The TA for TSC measurements could be reduced to less than 2 min by using adapted sequences such as SOS-GR and CS reconstruction approaches such as 3D-DLCS or TV-BL-CS, while the quantitative accuracy stays comparable to a fully sampled NUFFT reconstruction (approx. 8 min TA). In future, the lower TA could improve clinical applicability of TSC measurements.
在 7T 磁共振上比较三种各向异性采集方案和三种压缩感知(CS)方法在组织钠浓度(TSC)定量中的应用。
使用仿真、体模和活体 TSC 测量对三种各向异性 3D 径向采集序列进行评估:一种各向异性密度自适应 3D 径向序列(3DPR-C)、一种 3D 采集加权密度自适应星堆采样方案(SOS)和一种具有黄金比例旋转的 SOS 方法(SOS-GR)。八名健康志愿者在 7T MRI 系统上进行检查。采用名义空间分辨率 Δx = (3.0×3.0×15.0)mm 和视场 (156.0×156.0×240.0)mm 的小腿 TSC 测量,用于多个欠采样因子(USF)。评估了三种 CS 重建方法:全变差 CS(TV-CS)、3D 字典学习压缩感知(3D-DLCS)和具有块匹配先验的 TV-CS(TV-BL-CS)。仿真和测量结果分别与模拟真实值(GT)或完全采样参考测量(FS)进行比较。对于 CS 和 NUFFT 重建,评估了仿真中多个 ROI(mE)的平均 TSC 偏差和归一化均方根误差(NRMSE)。

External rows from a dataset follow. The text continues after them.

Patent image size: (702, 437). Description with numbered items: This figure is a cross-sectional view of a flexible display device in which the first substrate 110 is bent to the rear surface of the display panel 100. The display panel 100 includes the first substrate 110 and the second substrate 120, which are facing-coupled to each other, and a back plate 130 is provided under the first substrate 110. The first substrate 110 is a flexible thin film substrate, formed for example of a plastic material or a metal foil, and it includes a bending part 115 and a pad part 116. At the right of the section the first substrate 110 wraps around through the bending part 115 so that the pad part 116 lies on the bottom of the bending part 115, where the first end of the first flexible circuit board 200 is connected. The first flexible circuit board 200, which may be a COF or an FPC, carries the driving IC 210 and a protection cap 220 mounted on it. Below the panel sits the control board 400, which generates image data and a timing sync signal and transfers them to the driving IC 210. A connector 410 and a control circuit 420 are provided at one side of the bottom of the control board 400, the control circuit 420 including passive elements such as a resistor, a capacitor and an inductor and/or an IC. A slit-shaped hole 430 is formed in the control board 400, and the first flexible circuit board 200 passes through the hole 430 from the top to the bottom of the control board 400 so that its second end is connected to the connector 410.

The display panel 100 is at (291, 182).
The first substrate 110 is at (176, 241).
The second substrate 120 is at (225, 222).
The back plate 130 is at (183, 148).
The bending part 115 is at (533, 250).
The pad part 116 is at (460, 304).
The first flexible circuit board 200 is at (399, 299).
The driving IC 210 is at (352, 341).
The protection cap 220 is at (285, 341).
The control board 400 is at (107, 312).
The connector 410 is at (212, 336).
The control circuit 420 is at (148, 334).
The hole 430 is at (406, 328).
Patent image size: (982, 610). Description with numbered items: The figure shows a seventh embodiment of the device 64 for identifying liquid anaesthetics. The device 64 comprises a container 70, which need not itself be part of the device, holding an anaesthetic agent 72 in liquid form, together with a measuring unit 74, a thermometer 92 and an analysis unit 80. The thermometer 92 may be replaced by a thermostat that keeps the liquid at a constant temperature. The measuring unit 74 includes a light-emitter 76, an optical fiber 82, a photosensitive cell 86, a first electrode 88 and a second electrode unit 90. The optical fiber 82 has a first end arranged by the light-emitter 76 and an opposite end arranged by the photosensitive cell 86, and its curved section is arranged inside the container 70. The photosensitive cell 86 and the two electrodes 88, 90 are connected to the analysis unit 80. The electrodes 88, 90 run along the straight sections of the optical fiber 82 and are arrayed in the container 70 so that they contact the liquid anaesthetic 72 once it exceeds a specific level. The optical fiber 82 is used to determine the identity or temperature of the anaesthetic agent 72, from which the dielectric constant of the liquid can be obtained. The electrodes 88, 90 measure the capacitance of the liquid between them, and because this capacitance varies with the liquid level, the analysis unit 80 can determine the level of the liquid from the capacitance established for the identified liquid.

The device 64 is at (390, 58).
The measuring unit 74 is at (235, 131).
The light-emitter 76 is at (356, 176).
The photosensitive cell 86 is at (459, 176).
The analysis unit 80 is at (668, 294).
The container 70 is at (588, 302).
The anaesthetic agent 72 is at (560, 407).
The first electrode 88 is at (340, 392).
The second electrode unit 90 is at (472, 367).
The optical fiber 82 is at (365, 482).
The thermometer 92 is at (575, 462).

在仿真中,对于小于 2 分钟的采集时间(TA),SOS-GR 结合 NUFFT 可获得最低的 NRMSE 和 mE(<4%)。CS 进一步改善了结果。在仿真和测量中,使用 3D-DLCS 和 SOS-GR 获得了最佳的 TSC 定量结果(最低 NRMSE,仿真中<2.6%,体模测量中<10.7%,体内测量中<6%),USF 为 4.1(TA<2 分钟)。TV-CS 对 NUFFT 没有或只有轻微的改进。TV-BL-CS 的结果与 3D-DLCS 相似。
通过使用适应序列(如 SOS-GR)和 CS 重建方法(如 3D-DLCS 或 TV-BL-CS),TSC 测量的 TA 可减少到 2 分钟以内,而定量准确性与完全采样的 NUFFT 重建相当(大约 8 分钟 TA)。在未来,更低的 TA 可以提高 TSC 测量的临床适用性。